After the fire had started, some residents stayed in their flats as they had been told to do so in the event of a fire - this guidance ultimately cost some residents their lives.

The response from both local and central government has come in for heavy criticism. Theresa May again showed her political weakness by failing to immediately meet with residents of Grenfell Tower. Such things are important and do matter as being a leader is about capturing the public mood at such moments and having the ability to clearly show empathy. Kensington and Chelsea Borough Council have not come out of this any better either.

The response has raised lots of questions about the state's role in providing a safety net for the country's poorest and most vulnerable people. I've heard comments saying that the tragedy is being made too political by opponents of the government; but how can this event be anything other than political?

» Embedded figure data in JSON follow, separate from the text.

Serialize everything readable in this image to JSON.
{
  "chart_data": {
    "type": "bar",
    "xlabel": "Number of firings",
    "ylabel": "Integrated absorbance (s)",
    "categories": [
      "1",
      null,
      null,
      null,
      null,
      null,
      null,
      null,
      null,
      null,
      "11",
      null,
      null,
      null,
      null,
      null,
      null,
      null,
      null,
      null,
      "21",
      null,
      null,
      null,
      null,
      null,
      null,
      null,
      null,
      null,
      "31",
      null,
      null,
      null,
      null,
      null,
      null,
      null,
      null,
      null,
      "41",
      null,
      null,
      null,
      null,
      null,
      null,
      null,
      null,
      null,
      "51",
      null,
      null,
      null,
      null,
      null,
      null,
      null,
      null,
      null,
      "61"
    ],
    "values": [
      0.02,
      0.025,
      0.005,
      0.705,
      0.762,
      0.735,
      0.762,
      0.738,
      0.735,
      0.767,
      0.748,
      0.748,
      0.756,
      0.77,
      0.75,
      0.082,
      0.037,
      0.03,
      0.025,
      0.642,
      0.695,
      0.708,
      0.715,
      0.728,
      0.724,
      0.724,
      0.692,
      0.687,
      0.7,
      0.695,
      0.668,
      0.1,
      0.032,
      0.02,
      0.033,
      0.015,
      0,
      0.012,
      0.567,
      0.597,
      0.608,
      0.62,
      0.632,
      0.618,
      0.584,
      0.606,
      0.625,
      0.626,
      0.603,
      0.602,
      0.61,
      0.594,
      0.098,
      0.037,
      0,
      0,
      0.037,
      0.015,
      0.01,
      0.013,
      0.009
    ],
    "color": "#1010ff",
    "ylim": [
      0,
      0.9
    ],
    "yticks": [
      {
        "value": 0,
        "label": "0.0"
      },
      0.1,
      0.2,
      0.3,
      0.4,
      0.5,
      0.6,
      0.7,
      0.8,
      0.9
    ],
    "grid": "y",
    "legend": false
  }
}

Since the election of Margret Thatcher in 1979 and the advent of the new political consensus (I have to use the term neo-liberalism - it's such a cliche now) our ideas on the role of the state and what the state should do has radically changed. Fewer people now live in social housing and for those that do, the role of the state in providing maintenance, services and regulatory standards has diminished.

There's a growing feeling that the state needs to take a more active role and responsibility in many areas of society; whether it's in the economy or public services. This partly explains the rise in support for Jeremy Corbyn.

The tragedy comes at a time where it feels like the country is in turmoil. We've had a General Election which resulted in a hung parliament and not the expected Tory majority. We now have a weak minority government with a lame duck Prime Minister. During the election we had terrorist attacks in Manchester and London and we still have the issue of Brexit to deal with.

If feels like the country is in crisis. That there are forces developing that are leading the country to a new era of doing things. Perhaps this is what it was like towards the end of the 1970s. I was only a small child at the time but from everything I've heard and read, it felt like the country was coming to the end of a particular chapter which of course it was. It was the end of the 'Consensus post-war Period that was about to be replaced by Thatcherism.

I wonder if in years to come whether the Grenfell fire will be seen as part of a development that led to a new era of British politics and society. Only time will tell.